Saturday, 22 February 2014
63 Hello John Barry* - Hit And Miss
(* John Barry Seven plus Four )
Chart entered : 4 March 1960
Chart peak : 10
Number of hits : 11
We've already met John as Adam Faith's musical mentor but a few months later he started having hits in his own right.
He was born John Barry Prendergast in York in 1933 . His mother was a classical pianist and his father owned a chain of cinemas after starting out as a projectionist. He played the trumpet during his national service and went on to work as an arranger for the orchestras of Jack Parnell and Ted Heath. He formed the John Barry Seven in 1957 to take advantage of rock and roll and they appeared on Six Five Special and Oh Boy ! both in their own right and backing other artists. They recorded on Parlophone starting with "Zip Zip" a vacuous Comets- style R & R number featuring Barry's own undistinguished nasal vocals. The third single "Big Guitar " wisely dispensed with those and is a much better moody guitar and sax instrumental likewise "Pancho" ( with added flute ), "Little John" and "Farrago" ( which clearly prefigures his most famous tune ) . "Long John " is a rocked-up version of What Shall We Do With A Drunken Sailor probably in response to Lord Rockingham's XI's Hoots Mon . The last Parlophone single "Twelfth Street Rag" sounds like Winifred Atwell jamming with The Shadows. The original line-up disintegrated under the pressure and all had to be replaced.
By 1959 the band consisted of Barry ( vocals and trumpet ), Les Reed ( piano ) , Vic Flick ( lead guitar ) , Mike Peters ( bass ), Jimmy Stead ( baritone sax), Dennis King ( tenor sax ) and Dougie Wright ( drums ). This was the band that got a regular spot on Drumbeat.

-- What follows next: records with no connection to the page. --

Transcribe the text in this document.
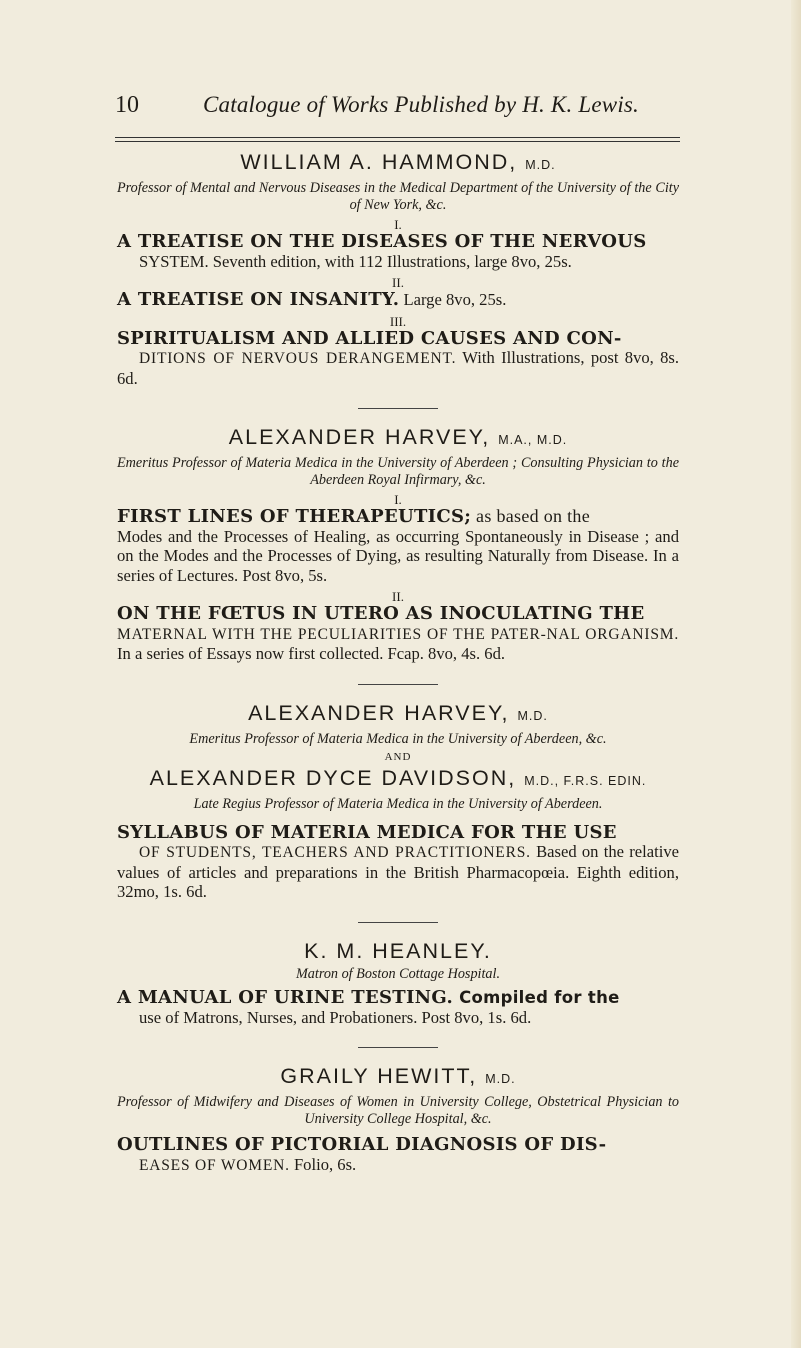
10	Catalogue of Works Published by H. K. Lewis.
WILLIAM A. HAMMOND, M.D.
Professor of Mental and Nervous Diseases in the Medical Department of the University of the City of New York, &c.
I.
A TREATISE ON THE DISEASES OF THE NERVOUS
SYSTEM. Seventh edition, with 112 Illustrations, large 8vo, 25s.
II.
A TREATISE ON INSANITY. Large 8vo, 25s.
III.
SPIRITUALISM AND ALLIED CAUSES AND CON-
DITIONS OF NERVOUS DERANGEMENT. With Illustrations, post 8vo, 8s. 6d.
ALEXANDER HARVEY, M.A., M.D.
Emeritus Professor of Materia Medica in the University of Aberdeen ; Consulting Physician to the Aberdeen Royal Infirmary, &c.
I.
FIRST LINES OF THERAPEUTICS; as based on the
Modes and the Processes of Healing, as occurring Spontaneously in Disease ; and on the Modes and the Processes of Dying, as resulting Naturally from Disease. In a series of Lectures. Post 8vo, 5s.
II.
ON THE FŒTUS IN UTERO AS INOCULATING THE
MATERNAL WITH THE PECULIARITIES OF THE PATER-NAL ORGANISM. In a series of Essays now first collected. Fcap. 8vo, 4s. 6d.
ALEXANDER HARVEY, M.D.
Emeritus Professor of Materia Medica in the University of Aberdeen, &c.
AND
ALEXANDER DYCE DAVIDSON, M.D., F.R.S. EDIN.
Late Regius Professor of Materia Medica in the University of Aberdeen.
SYLLABUS OF MATERIA MEDICA FOR THE USE
OF STUDENTS, TEACHERS AND PRACTITIONERS. Based on the relative values of articles and preparations in the British Pharmacopœia. Eighth edition, 32mo, 1s. 6d.
K. M. HEANLEY.
Matron of Boston Cottage Hospital.
A MANUAL OF URINE TESTING. Compiled for the
use of Matrons, Nurses, and Probationers. Post 8vo, 1s. 6d.
GRAILY HEWITT, M.D.
Professor of Midwifery and Diseases of Women in University College, Obstetrical Physician to University College Hospital, &c.
OUTLINES OF PICTORIAL DIAGNOSIS OF DIS-
EASES OF WOMEN. Folio, 6s.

"Hit And Miss" was the first single they released on Columbia, a tune composed by Barry himself. It's widely remembered as the theme tune to the original David Jacobs-fronted Juke Box Jury but it wasn't used as such until it had actually been reviewed on the show; previously "Juke Box Fury" by Ozzie Warlock and the Wizards had been used. The record actually sounds like a Duane Eddy tune ( great work from Flick ) with one of Barry's beloved pizzicato string arrangements on top - presumably the "plus Four" were a string quartet. Barry and the sax players actually appeared, miming the non-existent brass parts, when the band performed it on TV. It's an interesting synthesis of styles rather than a great record in its own right but its place in history is assured.